When it comes time to lift the burial the bones must be lifted extremely carefully in a systematic manner. Whenever possible we always try to start with the skull. We bag bones as we remove them and we are sure to place them in specified, pre-labelled bags according to the side of the body and body part, i.e. left hand, left foot, left ribs, etc. We must be diligent and be sure that all the filled bags are properly labelled and kept together in a single box. Finally, the grave cut, if discernible, is planned and the profile is drawn.
In post-excavation human bone is cleaned for precisely the same reasons as animal bone, i.e. to prevent further damage and to assist with specialist analysis. However, because of ethical considerations surrounding the treatment of human remains, there are additional protocols that need to be addressed during the washing process. Prior to washing any human material, it is important to firstly examine the external surfaces of the bone to ensure that there is nothing adhering to the bone that may be of value to later analysis. If any adhering substances are identified they are carefully removed and this material along with the surrounding soil is placed in a clearly labelled bag/container (transferring all the information from the original bag to the new bag with an inclusion of an additional note identifying the retained substance). Having determined that a bone is free of adhering substances it is suitable for washing. Bones that are extremely fragile are cleaned using soft bristle brushes to gently remove the soil from the bone surface.

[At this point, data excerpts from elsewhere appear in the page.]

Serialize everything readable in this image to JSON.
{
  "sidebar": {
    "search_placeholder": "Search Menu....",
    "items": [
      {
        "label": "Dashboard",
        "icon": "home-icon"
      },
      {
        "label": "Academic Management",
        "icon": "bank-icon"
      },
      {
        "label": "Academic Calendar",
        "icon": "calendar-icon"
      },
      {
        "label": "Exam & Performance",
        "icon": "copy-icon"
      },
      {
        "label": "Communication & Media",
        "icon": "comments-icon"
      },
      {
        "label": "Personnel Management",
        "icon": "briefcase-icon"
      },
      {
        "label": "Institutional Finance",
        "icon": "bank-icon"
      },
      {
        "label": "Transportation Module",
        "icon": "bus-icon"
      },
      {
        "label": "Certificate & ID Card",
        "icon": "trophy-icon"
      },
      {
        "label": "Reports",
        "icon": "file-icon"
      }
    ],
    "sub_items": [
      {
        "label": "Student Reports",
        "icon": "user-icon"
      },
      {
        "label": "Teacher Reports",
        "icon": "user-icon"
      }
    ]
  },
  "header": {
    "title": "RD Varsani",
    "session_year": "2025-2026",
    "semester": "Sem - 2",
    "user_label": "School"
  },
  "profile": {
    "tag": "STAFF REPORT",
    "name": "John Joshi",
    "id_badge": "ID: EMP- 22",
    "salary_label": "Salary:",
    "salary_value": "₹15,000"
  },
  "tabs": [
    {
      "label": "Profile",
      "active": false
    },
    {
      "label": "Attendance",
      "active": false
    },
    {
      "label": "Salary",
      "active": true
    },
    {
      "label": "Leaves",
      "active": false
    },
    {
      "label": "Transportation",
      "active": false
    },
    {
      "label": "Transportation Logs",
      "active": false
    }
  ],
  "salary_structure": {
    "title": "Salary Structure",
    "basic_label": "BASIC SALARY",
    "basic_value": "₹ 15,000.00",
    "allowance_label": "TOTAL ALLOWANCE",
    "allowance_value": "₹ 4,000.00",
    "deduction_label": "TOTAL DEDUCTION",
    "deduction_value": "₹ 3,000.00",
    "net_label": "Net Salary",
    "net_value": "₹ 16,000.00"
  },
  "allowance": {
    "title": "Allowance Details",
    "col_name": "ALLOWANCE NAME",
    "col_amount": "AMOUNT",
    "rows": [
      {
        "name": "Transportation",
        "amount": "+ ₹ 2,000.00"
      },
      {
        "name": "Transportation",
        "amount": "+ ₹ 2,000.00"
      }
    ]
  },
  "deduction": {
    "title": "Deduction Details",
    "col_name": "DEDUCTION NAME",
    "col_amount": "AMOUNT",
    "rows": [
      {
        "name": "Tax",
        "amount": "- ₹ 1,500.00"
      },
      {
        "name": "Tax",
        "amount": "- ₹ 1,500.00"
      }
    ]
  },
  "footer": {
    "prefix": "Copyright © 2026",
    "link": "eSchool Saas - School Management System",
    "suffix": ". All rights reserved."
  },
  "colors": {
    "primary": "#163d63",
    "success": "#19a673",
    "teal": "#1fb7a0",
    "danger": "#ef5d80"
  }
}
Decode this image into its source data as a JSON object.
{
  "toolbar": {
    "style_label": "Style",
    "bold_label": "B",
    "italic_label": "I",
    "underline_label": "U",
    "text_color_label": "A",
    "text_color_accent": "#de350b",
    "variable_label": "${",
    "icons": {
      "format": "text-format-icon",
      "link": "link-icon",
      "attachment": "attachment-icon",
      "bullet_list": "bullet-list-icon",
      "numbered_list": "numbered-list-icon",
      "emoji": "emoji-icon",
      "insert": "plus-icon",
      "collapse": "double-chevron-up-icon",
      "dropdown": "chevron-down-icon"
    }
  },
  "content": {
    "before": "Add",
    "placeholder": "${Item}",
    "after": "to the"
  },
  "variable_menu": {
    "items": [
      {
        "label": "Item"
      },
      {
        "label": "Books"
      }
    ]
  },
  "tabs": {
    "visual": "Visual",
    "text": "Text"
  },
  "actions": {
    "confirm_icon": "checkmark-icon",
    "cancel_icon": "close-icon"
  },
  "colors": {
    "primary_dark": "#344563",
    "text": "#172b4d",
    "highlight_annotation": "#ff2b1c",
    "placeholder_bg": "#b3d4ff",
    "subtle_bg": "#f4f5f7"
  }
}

The process for washing human bone is as follows. A clean basin is filled with tepid or cold water and a suitable drying tray is arranged. The tray is lined with cloth and it is imperative that only one burial will be assigned this tray. Each skeletal element must be clearly separated using dividers. All the information written on the bag to be washed is copied onto a permatrace label. This label will identify the material placed on the drying tray. Next the information is entered in the Bone/Burial Washing Register, ensuring that the entry is in the correct cutting and the appropriate section. Prior to washing a skewer is used to loosen/detach any large clumps of soil adhering to the bone surface or lodged within the bone cavity. Having removed excess soil from the bone, using lukewarm water (without any detergent or additives) and a soft bristle brush the bone’s surface is slowly and gently washed, removing the remaining soil. Then each cleaned bone is placed in the drying tray. After a bag is complete the water in the basin is poured through a sieve to capture any bone fragments that may have dislodged during the washing process. The tray is then placed inside a dryer. Once dried, they are placed back in their cleaned original bag. All bags from the burial are to be kept together in a box.